Today, the industry's software vendors and equipment vendors have defined application program interfaces (APIs) and made these APIs public, easing the integration process.

Next Steps: Network Re-use to Reduce Cost
While technical progress has been made, carriers still face a number of business issues that have stalled the deployment of new services. Their networks are handling increasing amounts of data, with traffic doubling every quarter for some carriers. They are also under significant pressure to lower operational costs and improve profitability.

Today’s carrier networks are built around legacy ATM and synchronous optical network/synchronous digital hierarchy (SONET/SDH) technology and services. Using these technologies, carriers have built a highly profitable business delivering traditional data services, leased voice lines and broadband services based on digital subscriber loop (DSL) technology. Carriers need a migration strategy that will allow them to leverage their significant investment in ATM while rolling out new Ethernet-based services without cannibalizing this large source of revenue.
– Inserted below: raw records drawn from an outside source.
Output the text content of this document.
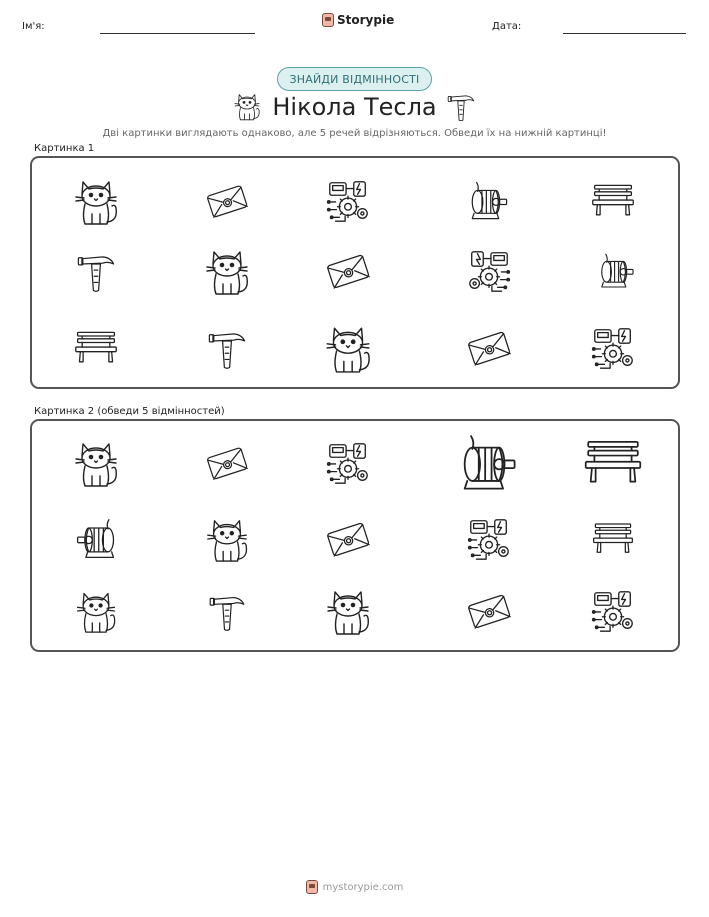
Ім'я:	Storypie	Дата:
ЗНАЙДИ ВІДМІННОСТІ
Нікола Тесла
Дві картинки виглядають однаково, але 5 речей відрізняються. Обведи їх на нижній картинці!
Картинка 1
Картинка 2 (обведи 5 відмінностей)
mystorypie.com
As the traditional carrier preferred technology, ATM is expected to continue playing a major role in public network infrastructure. In fact, this established infrastructure offers carriers a convenient way to migrate to Ethernet-based networks.
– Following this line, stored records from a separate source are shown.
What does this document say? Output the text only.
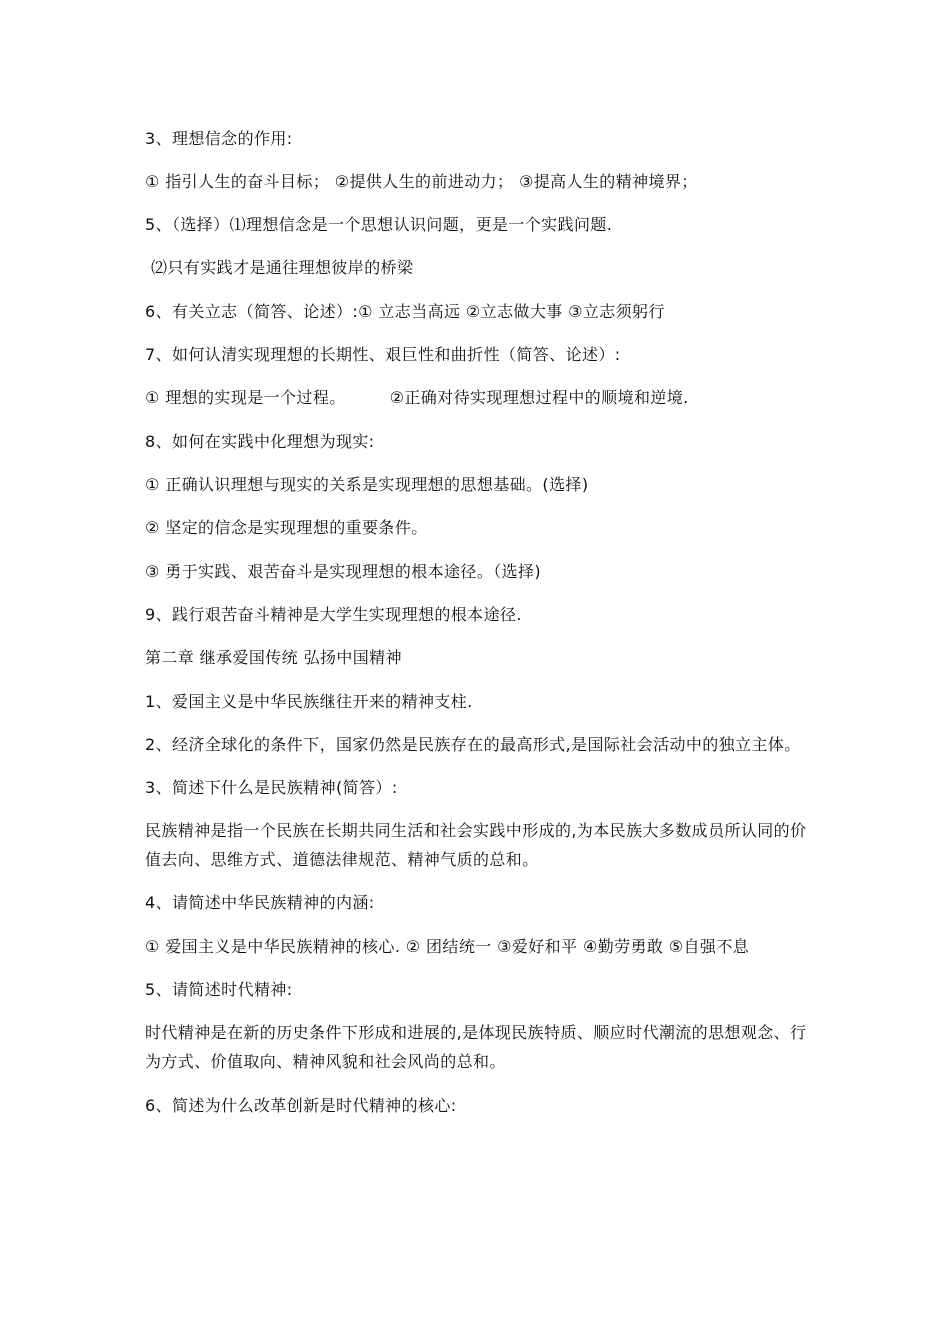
3、理想信念的作用:

① 指引人生的奋斗目标； ②提供人生的前进动力； ③提高人生的精神境界；

5、（选择）⑴理想信念是一个思想认识问题，更是一个实践问题.

⑵只有实践才是通往理想彼岸的桥梁

6、有关立志（简答、论述）:① 立志当高远 ②立志做大事 ③立志须躬行

7、如何认清实现理想的长期性、艰巨性和曲折性（简答、论述）:

① 理想的实现是一个过程。	②正确对待实现理想过程中的顺境和逆境.

8、如何在实践中化理想为现实:

① 正确认识理想与现实的关系是实现理想的思想基础。(选择)

② 坚定的信念是实现理想的重要条件。

③ 勇于实践、艰苦奋斗是实现理想的根本途径。（选择)

9、践行艰苦奋斗精神是大学生实现理想的根本途径.

第二章 继承爱国传统 弘扬中国精神

1、爱国主义是中华民族继往开来的精神支柱.

2、经济全球化的条件下，国家仍然是民族存在的最高形式,是国际社会活动中的独立主体。

3、简述下什么是民族精神(简答）:

民族精神是指一个民族在长期共同生活和社会实践中形成的,为本民族大多数成员所认同的价值去向、思维方式、道德法律规范、精神气质的总和。

4、请简述中华民族精神的内涵:

① 爱国主义是中华民族精神的核心. ② 团结统一 ③爱好和平 ④勤劳勇敢 ⑤自强不息

5、请简述时代精神:

时代精神是在新的历史条件下形成和进展的,是体现民族特质、顺应时代潮流的思想观念、行为方式、价值取向、精神风貌和社会风尚的总和。

6、简述为什么改革创新是时代精神的核心:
Carriers have underutilized ATM networks and typically have the capacity to support access rates of one Mbps to 100 Mbps. This under-utilization presents an ideal way for the carriers to enter the Ethernet services market quickly and cost effectively. By expanding their ATM core networks with Ethernet technology, carriers can offer Ethernet access and point-to-point LAN extension services within the same metro or between different metro areas.

The Future
This is where I get to take out my crystal ball and make some predictions that the industry can look back and laugh at in ten years. Using Ethernet in the access or last mile network to deliver value-added services, carriers can increase revenue per subscriber by tailoring services and bandwidth quickly and economically for each individual customer.

Carriers operating in countries that are slow to roll out broadband access to the masses will take baby steps towards this ideal state. They will initially extend the life of their existing networks by deploying products that allow them to offer Ethernet services over ATM and SONET/SDH networks. As traffic continues to grow, carriers will begin to migrate to Ethernet technology, deploying it where and when it will enable carriers to reduce operational costs and increase revenue from the delivery of advanced services.
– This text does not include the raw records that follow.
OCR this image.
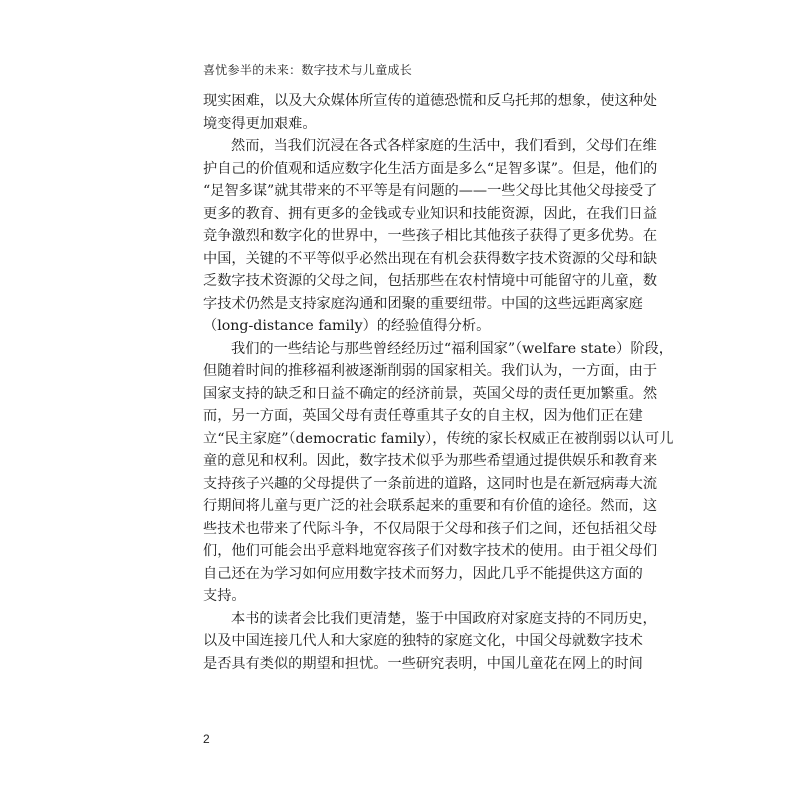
喜忧参半的未来：数字技术与儿童成长
现实困难，以及大众媒体所宣传的道德恐慌和反乌托邦的想象，使这种处
境变得更加艰难。
然而，当我们沉浸在各式各样家庭的生活中，我们看到，父母们在维
护自己的价值观和适应数字化生活方面是多么“足智多谋”。但是，他们的
“足智多谋”就其带来的不平等是有问题的——一些父母比其他父母接受了
更多的教育、拥有更多的金钱或专业知识和技能资源，因此，在我们日益
竞争激烈和数字化的世界中，一些孩子相比其他孩子获得了更多优势。在
中国，关键的不平等似乎必然出现在有机会获得数字技术资源的父母和缺
乏数字技术资源的父母之间，包括那些在农村情境中可能留守的儿童，数
字技术仍然是支持家庭沟通和团聚的重要纽带。中国的这些远距离家庭
（long-distance family）的经验值得分析。
我们的一些结论与那些曾经经历过“福利国家”（welfare state）阶段，
但随着时间的推移福利被逐渐削弱的国家相关。我们认为，一方面，由于
国家支持的缺乏和日益不确定的经济前景，英国父母的责任更加繁重。然
而，另一方面，英国父母有责任尊重其子女的自主权，因为他们正在建
立“民主家庭”（democratic family），传统的家长权威正在被削弱以认可儿
童的意见和权利。因此，数字技术似乎为那些希望通过提供娱乐和教育来
支持孩子兴趣的父母提供了一条前进的道路，这同时也是在新冠病毒大流
行期间将儿童与更广泛的社会联系起来的重要和有价值的途径。然而，这
些技术也带来了代际斗争，不仅局限于父母和孩子们之间，还包括祖父母
们，他们可能会出乎意料地宽容孩子们对数字技术的使用。由于祖父母们
自己还在为学习如何应用数字技术而努力，因此几乎不能提供这方面的
支持。
本书的读者会比我们更清楚，鉴于中国政府对家庭支持的不同历史，
以及中国连接几代人和大家庭的独特的家庭文化，中国父母就数字技术
是否具有类似的期望和担忧。一些研究表明，中国儿童花在网上的时间
2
Suresh Gopalakrishnan, Executive Vice President, Engineering brings more than 10 years of senior engineering management experience to Riverstone Networks (NASD:RSTN). He was previously senior director of corporate strategy at Cabletron Systems. Prior to that, he has held engineering and management positions at ZSP Corporation, Sun Microsystems and Hewlett Packard. He holds a Ph.D. in electrical engineering from the University of Idaho.